The Philippines anti-money laundering agency will consider taking action against companies and individuals that have filed inadequate suspicious-transaction reports.

The Anti-Money Laundering Council, or AMLC, found in a recent study that many reports, known as STRs, had failed to properly identify the suspected criminal behavior linked to a given financial transaction, and were instead using a generic catch-all category, known as Suspicious Indicator 6, or SI6.

The study found that SI6 was the most popular reason given for filing an STR to the AMLC for every year between 2017 to 2020 and accounted for 29 percent, or 704,954, of the total STRs for this period. For STRs filed using the SI6 category, about 96 percent, or 674,372 STRs, were concentrated among only 11 covered persons. It didn’t name any companies or banks as the culprits.

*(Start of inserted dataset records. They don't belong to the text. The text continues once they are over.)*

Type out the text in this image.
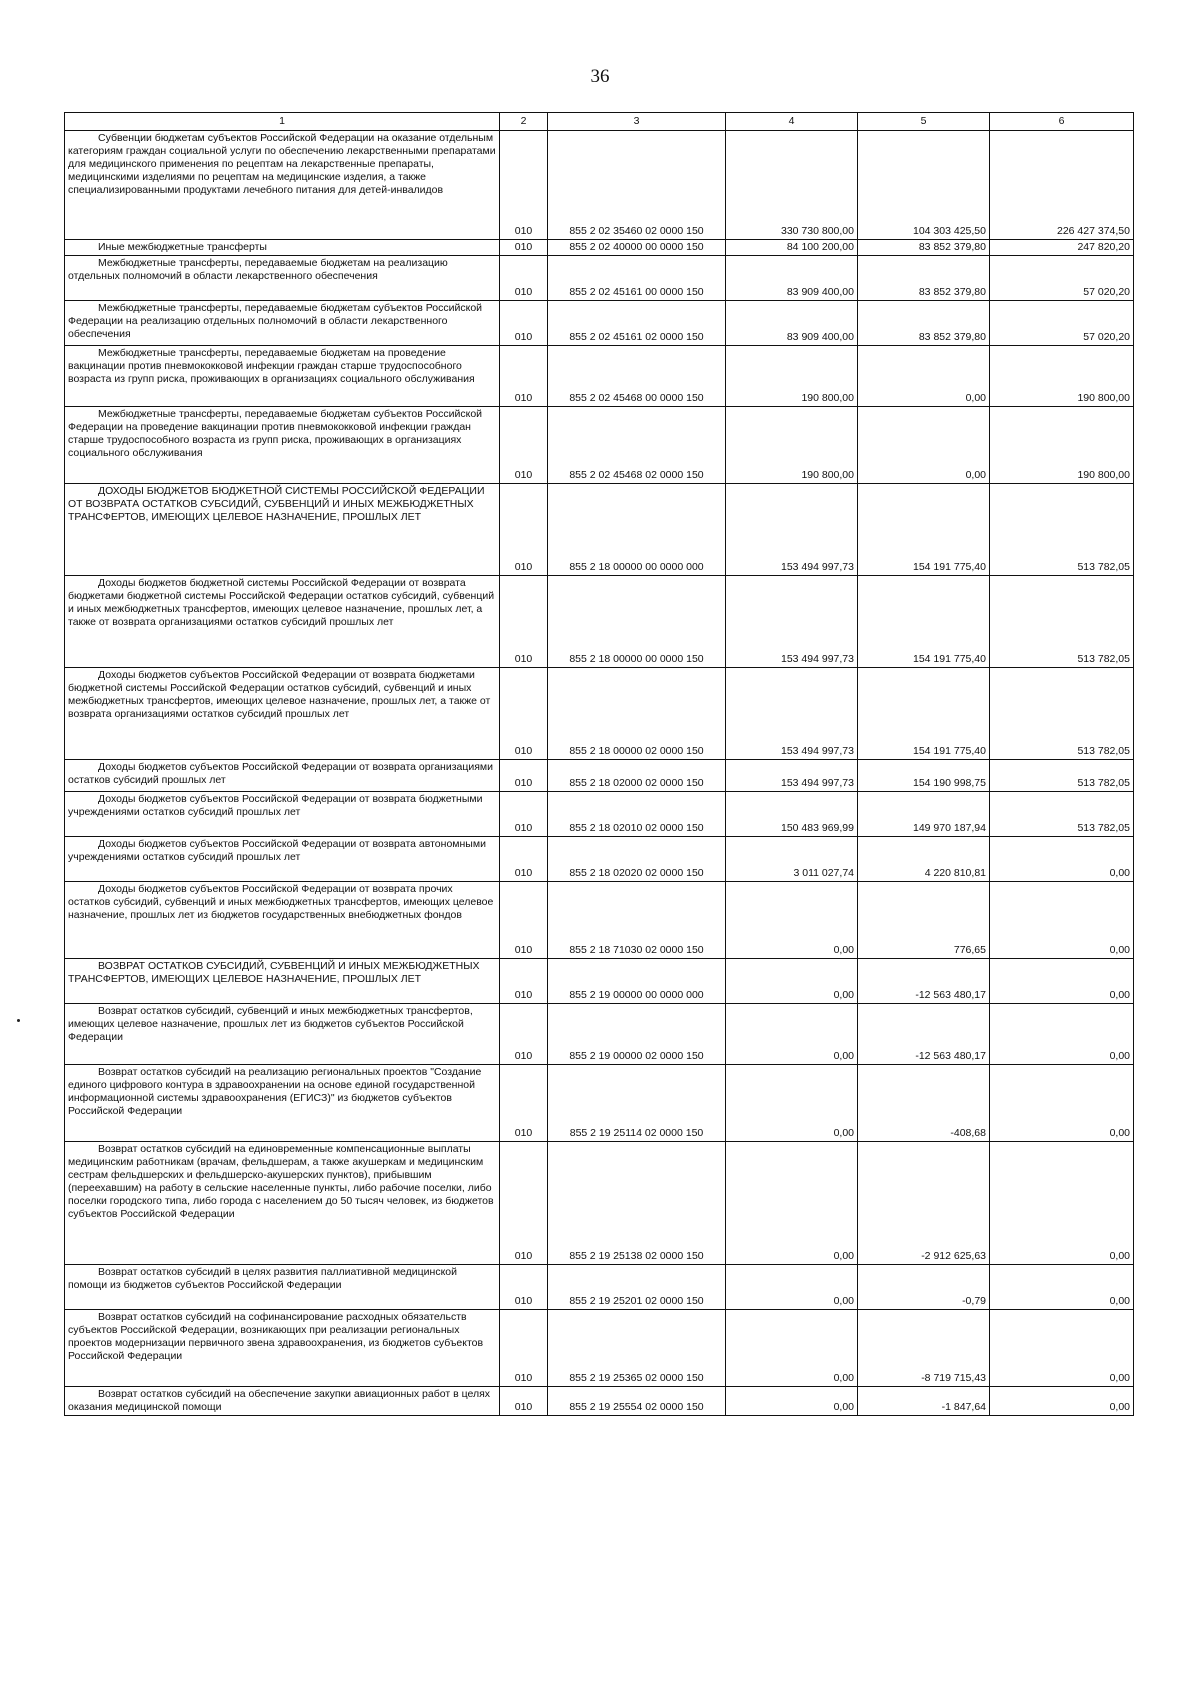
36
1	2	3	4	5	6

Субвенции бюджетам субъектов Российской Федерации на оказание отдельным категориям граждан социальной услуги по обеспечению лекарственными препаратами для медицинского применения по рецептам на лекарственные препараты, медицинскими изделиями по рецептам на медицинские изделия, а также специализированными продуктами лечебного питания для детей-инвалидов	010	855 2 02 35460 02 0000 150	330 730 800,00	104 303 425,50	226 427 374,50

Иные межбюджетные трансферты	010	855 2 02 40000 00 0000 150	84 100 200,00	83 852 379,80	247 820,20

Межбюджетные трансферты, передаваемые бюджетам на реализацию отдельных полномочий в области лекарственного обеспечения	010	855 2 02 45161 00 0000 150	83 909 400,00	83 852 379,80	57 020,20

Межбюджетные трансферты, передаваемые бюджетам субъектов Российской Федерации на реализацию отдельных полномочий в области лекарственного обеспечения	010	855 2 02 45161 02 0000 150	83 909 400,00	83 852 379,80	57 020,20

Межбюджетные трансферты, передаваемые бюджетам на проведение вакцинации против пневмококковой инфекции граждан старше трудоспособного возраста из групп риска, проживающих в организациях социального обслуживания	010	855 2 02 45468 00 0000 150	190 800,00	0,00	190 800,00

Межбюджетные трансферты, передаваемые бюджетам субъектов Российской Федерации на проведение вакцинации против пневмококковой инфекции граждан старше трудоспособного возраста из групп риска, проживающих в организациях социального обслуживания	010	855 2 02 45468 02 0000 150	190 800,00	0,00	190 800,00

ДОХОДЫ БЮДЖЕТОВ БЮДЖЕТНОЙ СИСТЕМЫ РОССИЙСКОЙ ФЕДЕРАЦИИ ОТ ВОЗВРАТА ОСТАТКОВ СУБСИДИЙ, СУБВЕНЦИЙ И ИНЫХ МЕЖБЮДЖЕТНЫХ ТРАНСФЕРТОВ, ИМЕЮЩИХ ЦЕЛЕВОЕ НАЗНАЧЕНИЕ, ПРОШЛЫХ ЛЕТ	010	855 2 18 00000 00 0000 000	153 494 997,73	154 191 775,40	513 782,05

Доходы бюджетов бюджетной системы Российской Федерации от возврата бюджетами бюджетной системы Российской Федерации остатков субсидий, субвенций и иных межбюджетных трансфертов, имеющих целевое назначение, прошлых лет, а также от возврата организациями остатков субсидий прошлых лет	010	855 2 18 00000 00 0000 150	153 494 997,73	154 191 775,40	513 782,05

Доходы бюджетов субъектов Российской Федерации от возврата бюджетами бюджетной системы Российской Федерации остатков субсидий, субвенций и иных межбюджетных трансфертов, имеющих целевое назначение, прошлых лет, а также от возврата организациями остатков субсидий прошлых лет	010	855 2 18 00000 02 0000 150	153 494 997,73	154 191 775,40	513 782,05

Доходы бюджетов субъектов Российской Федерации от возврата организациями остатков субсидий прошлых лет	010	855 2 18 02000 02 0000 150	153 494 997,73	154 190 998,75	513 782,05

Доходы бюджетов субъектов Российской Федерации от возврата бюджетными учреждениями остатков субсидий прошлых лет	010	855 2 18 02010 02 0000 150	150 483 969,99	149 970 187,94	513 782,05

Доходы бюджетов субъектов Российской Федерации от возврата автономными учреждениями остатков субсидий прошлых лет	010	855 2 18 02020 02 0000 150	3 011 027,74	4 220 810,81	0,00

Доходы бюджетов субъектов Российской Федерации от возврата прочих остатков субсидий, субвенций и иных межбюджетных трансфертов, имеющих целевое назначение, прошлых лет из бюджетов государственных внебюджетных фондов	010	855 2 18 71030 02 0000 150	0,00	776,65	0,00

ВОЗВРАТ ОСТАТКОВ СУБСИДИЙ, СУБВЕНЦИЙ И ИНЫХ МЕЖБЮДЖЕТНЫХ ТРАНСФЕРТОВ, ИМЕЮЩИХ ЦЕЛЕВОЕ НАЗНАЧЕНИЕ, ПРОШЛЫХ ЛЕТ	010	855 2 19 00000 00 0000 000	0,00	-12 563 480,17	0,00

Возврат остатков субсидий, субвенций и иных межбюджетных трансфертов, имеющих целевое назначение, прошлых лет из бюджетов субъектов Российской Федерации	010	855 2 19 00000 02 0000 150	0,00	-12 563 480,17	0,00

Возврат остатков субсидий на реализацию региональных проектов "Создание единого цифрового контура в здравоохранении на основе единой государственной информационной системы здравоохранения (ЕГИСЗ)" из бюджетов субъектов Российской Федерации	010	855 2 19 25114 02 0000 150	0,00	-408,68	0,00

Возврат остатков субсидий на единовременные компенсационные выплаты медицинским работникам (врачам, фельдшерам, а также акушеркам и медицинским сестрам фельдшерских и фельдшерско-акушерских пунктов), прибывшим (переехавшим) на работу в сельские населенные пункты, либо рабочие поселки, либо поселки городского типа, либо города с населением до 50 тысяч человек, из бюджетов субъектов Российской Федерации	010	855 2 19 25138 02 0000 150	0,00	-2 912 625,63	0,00

Возврат остатков субсидий в целях развития паллиативной медицинской помощи из бюджетов субъектов Российской Федерации	010	855 2 19 25201 02 0000 150	0,00	-0,79	0,00

Возврат остатков субсидий на софинансирование расходных обязательств субъектов Российской Федерации, возникающих при реализации региональных проектов модернизации первичного звена здравоохранения, из бюджетов субъектов Российской Федерации	010	855 2 19 25365 02 0000 150	0,00	-8 719 715,43	0,00

Возврат остатков субсидий на обеспечение закупки авиационных работ в целях оказания медицинской помощи	010	855 2 19 25554 02 0000 150	0,00	-1 847,64	0,00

The study said this distribution “may signal defensive filing” or a “lack of proper mechanisms for internal investigations” by reporting entities. It added that the use of SI6 “has been misused and abused.”

“Using SI6 as the reason for filing may downplay the risk and prioritization of STRs,” Mel Georgie Racela, the head of the agency, told MLex in response to emailed questions.

Racela also said that some companies filed reports simply because they had been alerted to a transaction by their own company transaction-monitoring systems.

“Submitting STRs merely due to [transaction monitoring system] alerts without further investigation and undergoing proper escalation process does not conform to the AMLC Registration and Reporting Guidelines,” Racela said. “Said guidelines mandate covered persons to answer the ‘5Ws and 1H’ — questions who, what, when, where, why, and how — so that said reports may be valuable to the AMLC.”

Racela declined to say which companies or sectors were predominantly responsible for these issues.

Confirming remarks given in an media interview last week, Racela said that the study, which has been distributed to other regulators such as the central bank and the country’s Securities and Exchange Commission, “serves as a trigger for opening enforcement actions on the part of the supervisors, including the AMLC.”

After the AMLC’s internal Compliance and Supervision Group has evaluated those who have failed to provide adequate STRs, he said the agency will then issue recommendations, order them to submit an action plan for improving their STR filing processes and even impose sanctions.

“The AMLC is more concerned about corrective measures rather than just penalties, which, nevertheless, the AMLC will not hesitate to impose whenever necessary,” Racela said.

He warned that filing STRs without properly designating the suspected illicit activity was a “less serious violation” according to the rules, and can be punishable with a fine between 5,000 pesos ($100) per transaction up to 100,000 pesos ($2,100) per transaction.

But if it can be proven that a covered person — which can include companies or individuals — failed to properly note the suspected unlawful activity intentionally in order to mislead the AMLC that is a criminal offense, he said. They can face up to four years in prison, and a fine ranging from 100,000 pesos to 500,000 pesos.

Racela gave no indication about when the public can expect to see such action being taken.